Gabrielle elle-même n’était pas un problème. Outre le fait d’être la plus belle fille qu’il ait vue de sa vie, elle était intelligente, bien élevée, et pouvait tenir une conversation intelligente. Elle le traitait aussi comme si elle l’avait connu toute sa vie. Bien que Fleur ait essayé de l’envoûter, cela avait très différent lorsque Gabrielle l’avait fait, et cela l’avait rendu un peu suspicieux.

Il se leva de son lit et se dirigea vers la Cheminée, et y jeta un peu de poudre à l’intérieur.

« Hé Harry. » le salua joyeusement Ron. « Impatient d’être au week-end ? »

« Tout à fait. » répondit-il en anglais. « Ecoute, j’ai une question. »

« Vas-y. » l’intima Ron, en s’asseyant devant le feu.

« Est-ce que tu penses que c’est correct pour un professeur d’être impliqué avec une élève ? »

« Cela dépend de l’élève. » répondit promptement Ron.

« Gabrielle. » précisa-t-il.

« Eh bien, tu n’es pas vraiment un professeur. » fit remarquer Ron avec un sourire aisé. « Et Gabrielle est une Vélane, et nous savons tous qu’elles mûrissent différemment. Et elle possède beaucoup de qualités, alors je tenterais le coup. »

« Vraiment, Ronald Weasley ? » s’enquit Hermione, alors qu’elle s’asseyait à côté de lui.

« Si je n’avais pas déjà une magnifique femme. » ajouta Ron avec un sourire.

Hermione fit rouler ses yeux.

« J’aime beaucoup Gabrielle. » dit-elle à Harry.

« Je ne savais pas que tu avais passé autant d temps avec elle. » répondit lentement Harry.

« Oh, j’ai passé un peu de temps avec elle durant l’été. » admit tranquillement Hermione.

« Alors tu penses qu’elle serait une personne avec laquelle je pourrais sortir sans soucis ? »

« Oui, je le crois. » assura fermement Hermione.

« Très bien, merci les amis. » dit-il. « Je ferais peut-être un saut pour venir vous voir dimanche. »

« Amène Gabrielle. » suggéra Ron.

« Il se pourrait que je fasse ça. » acquiesça-t-il et il interrompit la connexion.

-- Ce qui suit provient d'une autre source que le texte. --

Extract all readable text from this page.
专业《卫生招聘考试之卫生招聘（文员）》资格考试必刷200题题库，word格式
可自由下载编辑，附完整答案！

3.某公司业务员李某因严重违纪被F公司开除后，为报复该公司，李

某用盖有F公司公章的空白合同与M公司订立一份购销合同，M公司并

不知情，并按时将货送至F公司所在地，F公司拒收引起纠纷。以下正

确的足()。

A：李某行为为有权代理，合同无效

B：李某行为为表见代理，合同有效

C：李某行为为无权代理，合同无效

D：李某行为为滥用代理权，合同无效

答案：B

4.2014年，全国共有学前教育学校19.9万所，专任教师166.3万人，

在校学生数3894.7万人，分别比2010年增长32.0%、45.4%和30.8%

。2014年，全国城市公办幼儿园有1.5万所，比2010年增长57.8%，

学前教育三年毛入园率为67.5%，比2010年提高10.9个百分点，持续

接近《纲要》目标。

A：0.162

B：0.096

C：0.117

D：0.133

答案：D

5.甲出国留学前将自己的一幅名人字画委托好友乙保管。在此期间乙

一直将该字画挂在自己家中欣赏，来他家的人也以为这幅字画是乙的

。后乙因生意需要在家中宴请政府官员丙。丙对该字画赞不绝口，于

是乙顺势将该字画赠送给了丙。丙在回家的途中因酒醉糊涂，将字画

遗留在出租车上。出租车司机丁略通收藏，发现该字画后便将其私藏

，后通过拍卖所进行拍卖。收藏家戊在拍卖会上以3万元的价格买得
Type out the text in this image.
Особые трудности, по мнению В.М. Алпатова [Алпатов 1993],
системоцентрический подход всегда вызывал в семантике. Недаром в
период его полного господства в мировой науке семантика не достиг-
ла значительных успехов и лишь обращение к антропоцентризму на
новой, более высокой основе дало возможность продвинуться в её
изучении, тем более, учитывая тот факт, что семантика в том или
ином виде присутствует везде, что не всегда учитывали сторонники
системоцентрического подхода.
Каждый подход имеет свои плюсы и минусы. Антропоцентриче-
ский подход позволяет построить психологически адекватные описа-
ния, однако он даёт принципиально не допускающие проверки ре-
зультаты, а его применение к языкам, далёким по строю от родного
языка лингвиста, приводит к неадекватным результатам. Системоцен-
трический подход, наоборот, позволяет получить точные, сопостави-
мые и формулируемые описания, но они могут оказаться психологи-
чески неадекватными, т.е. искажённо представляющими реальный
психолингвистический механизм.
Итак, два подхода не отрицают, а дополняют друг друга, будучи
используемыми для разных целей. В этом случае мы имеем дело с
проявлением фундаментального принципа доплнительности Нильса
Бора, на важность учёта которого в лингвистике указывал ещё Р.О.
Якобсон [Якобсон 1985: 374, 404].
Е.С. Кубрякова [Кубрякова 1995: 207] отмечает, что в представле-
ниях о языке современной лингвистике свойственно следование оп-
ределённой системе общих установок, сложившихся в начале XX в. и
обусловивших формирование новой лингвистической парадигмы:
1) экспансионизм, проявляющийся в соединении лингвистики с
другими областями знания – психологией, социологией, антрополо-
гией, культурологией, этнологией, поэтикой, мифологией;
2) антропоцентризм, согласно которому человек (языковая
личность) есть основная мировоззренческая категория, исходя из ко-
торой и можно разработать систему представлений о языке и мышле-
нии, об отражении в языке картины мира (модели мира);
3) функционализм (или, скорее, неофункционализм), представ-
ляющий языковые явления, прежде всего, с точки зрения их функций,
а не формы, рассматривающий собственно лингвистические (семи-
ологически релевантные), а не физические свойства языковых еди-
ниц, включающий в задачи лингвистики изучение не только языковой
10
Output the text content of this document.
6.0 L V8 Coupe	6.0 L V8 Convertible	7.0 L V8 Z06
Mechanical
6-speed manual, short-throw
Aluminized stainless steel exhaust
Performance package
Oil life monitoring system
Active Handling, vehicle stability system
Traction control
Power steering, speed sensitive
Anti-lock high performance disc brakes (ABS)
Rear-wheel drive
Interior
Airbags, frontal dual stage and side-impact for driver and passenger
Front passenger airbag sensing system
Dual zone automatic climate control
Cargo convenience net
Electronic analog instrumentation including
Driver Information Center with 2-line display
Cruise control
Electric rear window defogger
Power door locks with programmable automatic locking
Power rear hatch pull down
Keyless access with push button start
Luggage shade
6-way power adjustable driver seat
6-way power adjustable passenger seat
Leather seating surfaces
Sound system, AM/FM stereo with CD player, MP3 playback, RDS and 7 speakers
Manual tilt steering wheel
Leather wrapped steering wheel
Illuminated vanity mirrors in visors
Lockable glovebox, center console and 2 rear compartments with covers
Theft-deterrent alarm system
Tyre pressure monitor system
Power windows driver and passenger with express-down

A présent il était vraiment suspicieux. L’entière conversation lui avait donné l’horrible pressentiment d’être un baratin. Il soupira doucement ; en dépit de ses occasionnelles sautes d’humeur, il n’était plus un adolescent. Et si être sous le joug d’Albus pendant aussi longtemps lui avait appris quelque chose, c’était de reconnaître lorsqu’il était manipulé.

Mais pourquoi, était la question. Et pourquoi avec un appât aussi attirant. Pourquoi tout le monde était-il si désireux qu’il se rapproche de Gabrielle ? Pourquoi Jean, un homme qu’il savait honorable, avait-il été aussi à l’aise de le voir prendre Gabrielle pour un saut à Paris pour une soirée ? La plupart des pères seraient au moins quelque peu inquisiteurs quant à la relation qu’ils entretenaient.

Il soupira de nouveau ; il semblait que peu importe où il se rendait, il ne pouvait échapper au fait d’être le pion dans le jeu d’un autre, et il commençait à en avoir plus qu’assez.

Il secoua sa tête et prit une décision. Il n’était pas certain de vouloir une relation avec la jeune fille, mais ce soir il demanderait directement à Jean la permission de sortir avec Gabrielle. Cela pouvait sembler un peu cavalier de sa part de délibérément forcer la situation, mais il avait besoin de savoir qu’il ne devenait pas paranoïaque, et cela lui indiquerait clairement s’il était manipulé, ou si tout était dans sa tête.